L'avocat en immigration Willy Allen a lancé un appel moral lors de son programme hebdomadaire avec Tania Costa sur CiberCuba, en comparant la séparation historique des familles imposée par le régime cubain aux expulsions actuellement réalisées par le Service de Contrôle de l'Immigration et des Douanes (ICE) aux États-Unis, dans le contexte du cas d'une mère cubaine avec I-220A arrêtée par l'ICE tandis que son fils de trois ans, citoyen américain, est resté sous la garde du père.
Le déclencheur de l'argument est l'arrestation de Tania Romero Naranjo, cubaine de 24 ans avec un formulaire I-220A, arrêtée le 26 juin à Portland, au Texas, lors d'un rendez-vous de suivi de routine avec l'ICE.
Allen a reconnu la contradiction qui saute aux yeux dans ce cas, car alors qu'il y a déjà des juges qui ont accordé des résidences à des Cubains avec un I-220A, les arrestations de ICE continuent. « Pour moi, quelque chose que je ne peux pas pardonner ni oublier, c'est que le gouvernement cubain a séparé des familles pendant des décennies. »
Depuis cette prémisse, l'avocat a élargi sa critique à la politique migratoire américaine. « Le gouvernement de Cuba est cruel, inhumain et sépare les familles. Cela me peine énormément que nous, dans l'empire, qui sommes bien meilleurs que le gouvernement de Cuba, séparions aussi des familles. » À quoi la présentatrice a répondu : « On peut dire ça plus fort, mais pas plus clairement. »
D'autres participants ont renforcé l'argument en soulignant que l'alternative d'envoyer l'enfant, citoyen américain, à Cuba avec sa mère n'est pas non plus acceptable.
«C'est plus inhumain d'envoyer un enfant à Cuba», a indiqué un spectateur. Tania Costa a ajouté : «Je sais que séparer l'enfant de sa mère est difficile, mais envoyer cet enfant là-bas (à Cuba), pour qu'il souffre de la faim, des coupures de courant, des moustiques et qu'il ne puisse pas dormir, c'est inhumain.»
Le spectateur Roinel Velázquez est intervenu dans le débat pour demander clémence. «Monsieur, mettez la main sur cet enfant qui a besoin de sa maman».
Allen a également recours à un exemple personnel présent dans l'émission pour illustrer le poids émotionnel de ces séparations, rappelant que Tania Costa avait retrouvé sa mère après « plus de 10 ans » de séparation.
Avec le formulaire I-220A
Le cas de Tania Romero Naranjo s'inscrit dans une crise juridique qui affecte entre 400 000 et 500 000 Cubains aux États-Unis qui détiennent le formulaire I-220A, un Ordre de Libération Sous Reconnaissance émis par l'ICE qui ne confère pas de statut migratoire définitif ni ne correspond à un parole, ce qui les empêche de bénéficier automatiquement de la Loi sur l'Ajustement Cubain de 1966.
Certains juges ont accordé des résidences à des Cubains avec I-220A en l'interprétant comme un parole valable, mais le Département de la Sécurité Nationale a fait appel de ces décisions.
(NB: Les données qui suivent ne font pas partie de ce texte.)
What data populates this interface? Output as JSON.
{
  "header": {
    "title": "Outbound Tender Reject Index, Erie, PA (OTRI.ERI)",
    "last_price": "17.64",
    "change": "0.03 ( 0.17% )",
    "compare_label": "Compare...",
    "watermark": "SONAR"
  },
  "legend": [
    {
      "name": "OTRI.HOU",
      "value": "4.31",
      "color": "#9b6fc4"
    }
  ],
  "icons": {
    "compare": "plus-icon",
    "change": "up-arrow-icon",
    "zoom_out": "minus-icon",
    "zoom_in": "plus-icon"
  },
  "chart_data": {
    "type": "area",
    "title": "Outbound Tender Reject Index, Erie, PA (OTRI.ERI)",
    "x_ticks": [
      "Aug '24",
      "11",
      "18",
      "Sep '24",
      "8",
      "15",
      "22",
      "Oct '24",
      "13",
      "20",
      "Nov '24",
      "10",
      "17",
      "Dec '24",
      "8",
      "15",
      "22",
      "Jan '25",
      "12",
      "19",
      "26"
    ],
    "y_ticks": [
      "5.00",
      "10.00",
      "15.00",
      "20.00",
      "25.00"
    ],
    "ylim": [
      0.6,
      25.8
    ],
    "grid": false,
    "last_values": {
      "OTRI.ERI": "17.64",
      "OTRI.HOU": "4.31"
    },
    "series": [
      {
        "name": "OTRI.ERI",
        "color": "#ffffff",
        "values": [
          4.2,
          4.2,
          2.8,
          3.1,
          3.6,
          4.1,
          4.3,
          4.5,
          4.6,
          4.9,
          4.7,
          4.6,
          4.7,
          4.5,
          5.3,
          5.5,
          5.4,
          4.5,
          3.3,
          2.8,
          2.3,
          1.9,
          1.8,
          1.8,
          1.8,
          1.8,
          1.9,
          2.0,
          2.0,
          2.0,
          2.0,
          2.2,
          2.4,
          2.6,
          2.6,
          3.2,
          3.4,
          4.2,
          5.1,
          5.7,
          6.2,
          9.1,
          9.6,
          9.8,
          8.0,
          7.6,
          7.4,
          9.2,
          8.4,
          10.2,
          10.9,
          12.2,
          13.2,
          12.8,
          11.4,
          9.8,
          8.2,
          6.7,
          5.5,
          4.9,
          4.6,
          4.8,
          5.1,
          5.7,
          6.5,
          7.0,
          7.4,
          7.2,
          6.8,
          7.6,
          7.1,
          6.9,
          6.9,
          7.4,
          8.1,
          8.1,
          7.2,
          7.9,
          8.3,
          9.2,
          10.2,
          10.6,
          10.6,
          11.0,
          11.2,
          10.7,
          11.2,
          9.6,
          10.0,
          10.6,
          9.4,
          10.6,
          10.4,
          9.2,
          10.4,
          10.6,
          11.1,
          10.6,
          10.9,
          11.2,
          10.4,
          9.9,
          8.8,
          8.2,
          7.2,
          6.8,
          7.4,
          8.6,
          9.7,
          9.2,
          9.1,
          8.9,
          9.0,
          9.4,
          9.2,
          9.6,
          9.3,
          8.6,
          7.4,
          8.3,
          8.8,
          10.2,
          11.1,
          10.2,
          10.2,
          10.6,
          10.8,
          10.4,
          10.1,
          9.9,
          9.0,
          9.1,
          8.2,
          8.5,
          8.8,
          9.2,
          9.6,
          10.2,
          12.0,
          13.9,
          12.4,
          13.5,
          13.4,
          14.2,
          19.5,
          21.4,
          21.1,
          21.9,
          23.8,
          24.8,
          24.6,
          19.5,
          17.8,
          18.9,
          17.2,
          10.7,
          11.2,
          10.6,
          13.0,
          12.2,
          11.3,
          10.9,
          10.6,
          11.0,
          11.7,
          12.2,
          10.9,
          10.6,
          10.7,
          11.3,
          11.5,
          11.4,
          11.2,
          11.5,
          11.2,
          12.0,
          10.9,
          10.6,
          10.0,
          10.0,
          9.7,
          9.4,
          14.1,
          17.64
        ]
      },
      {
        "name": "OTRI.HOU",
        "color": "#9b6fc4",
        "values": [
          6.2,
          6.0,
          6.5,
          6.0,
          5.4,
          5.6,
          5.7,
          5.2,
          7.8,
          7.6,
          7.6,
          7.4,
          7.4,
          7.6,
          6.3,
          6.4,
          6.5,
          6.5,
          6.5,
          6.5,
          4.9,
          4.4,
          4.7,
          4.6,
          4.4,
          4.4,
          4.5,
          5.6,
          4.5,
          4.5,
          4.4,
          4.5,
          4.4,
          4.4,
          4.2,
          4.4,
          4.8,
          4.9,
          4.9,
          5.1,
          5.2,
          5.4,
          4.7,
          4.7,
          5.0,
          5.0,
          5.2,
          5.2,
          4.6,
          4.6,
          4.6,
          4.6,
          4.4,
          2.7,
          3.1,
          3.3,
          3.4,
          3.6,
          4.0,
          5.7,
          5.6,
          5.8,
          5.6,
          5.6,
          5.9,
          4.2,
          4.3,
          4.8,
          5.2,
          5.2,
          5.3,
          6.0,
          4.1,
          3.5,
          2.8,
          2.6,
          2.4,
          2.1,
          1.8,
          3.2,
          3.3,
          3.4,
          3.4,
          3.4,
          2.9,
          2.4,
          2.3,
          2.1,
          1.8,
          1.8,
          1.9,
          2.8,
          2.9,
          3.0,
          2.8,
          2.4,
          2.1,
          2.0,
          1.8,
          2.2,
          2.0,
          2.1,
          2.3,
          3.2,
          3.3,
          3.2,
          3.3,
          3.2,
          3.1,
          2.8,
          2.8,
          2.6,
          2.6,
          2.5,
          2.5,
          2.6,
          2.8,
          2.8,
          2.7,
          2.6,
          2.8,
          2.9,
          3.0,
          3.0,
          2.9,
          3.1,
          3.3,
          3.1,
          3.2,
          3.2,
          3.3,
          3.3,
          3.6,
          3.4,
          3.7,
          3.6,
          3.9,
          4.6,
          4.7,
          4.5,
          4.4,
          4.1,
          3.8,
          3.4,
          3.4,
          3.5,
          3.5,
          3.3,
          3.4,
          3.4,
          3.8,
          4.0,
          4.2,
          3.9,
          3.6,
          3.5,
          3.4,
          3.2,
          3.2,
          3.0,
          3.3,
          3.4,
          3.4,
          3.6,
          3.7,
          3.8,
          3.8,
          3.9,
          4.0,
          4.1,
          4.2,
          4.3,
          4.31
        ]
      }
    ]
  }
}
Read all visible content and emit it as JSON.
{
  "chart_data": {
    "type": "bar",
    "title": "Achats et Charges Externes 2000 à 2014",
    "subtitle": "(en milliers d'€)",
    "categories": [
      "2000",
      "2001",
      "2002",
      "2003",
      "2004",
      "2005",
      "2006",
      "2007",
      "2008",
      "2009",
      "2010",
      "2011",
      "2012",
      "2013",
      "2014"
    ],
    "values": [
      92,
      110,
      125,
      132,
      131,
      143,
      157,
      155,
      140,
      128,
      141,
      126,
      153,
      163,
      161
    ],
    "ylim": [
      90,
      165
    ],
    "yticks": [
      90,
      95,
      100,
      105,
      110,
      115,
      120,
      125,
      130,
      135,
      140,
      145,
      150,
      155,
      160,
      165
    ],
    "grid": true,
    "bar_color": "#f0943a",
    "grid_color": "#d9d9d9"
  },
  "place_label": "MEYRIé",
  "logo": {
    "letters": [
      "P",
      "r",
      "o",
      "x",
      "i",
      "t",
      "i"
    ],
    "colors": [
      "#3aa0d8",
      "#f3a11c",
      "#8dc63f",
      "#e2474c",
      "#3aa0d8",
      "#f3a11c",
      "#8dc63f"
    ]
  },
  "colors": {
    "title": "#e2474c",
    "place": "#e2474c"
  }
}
La Cour d'appel du 11e Circuit à Atlanta a tenu une audience en décembre 2025 et n'a pas encore rendu de décision définitive.
Le régime cubain sépare les familles depuis plus de six décennies. Depuis 1959, il a imposé des restrictions de sortie et de retour, et durant l' Opération Peter Pan entre 1961 et 1962, il a envoyé plus de 14 000 enfants cubains seuls aux États-Unis.
Malgré le panorama incertain, Allen a conclu avec une note d'espoir concernant les affaires I-220A : « J'ai vraiment de l'espoir ».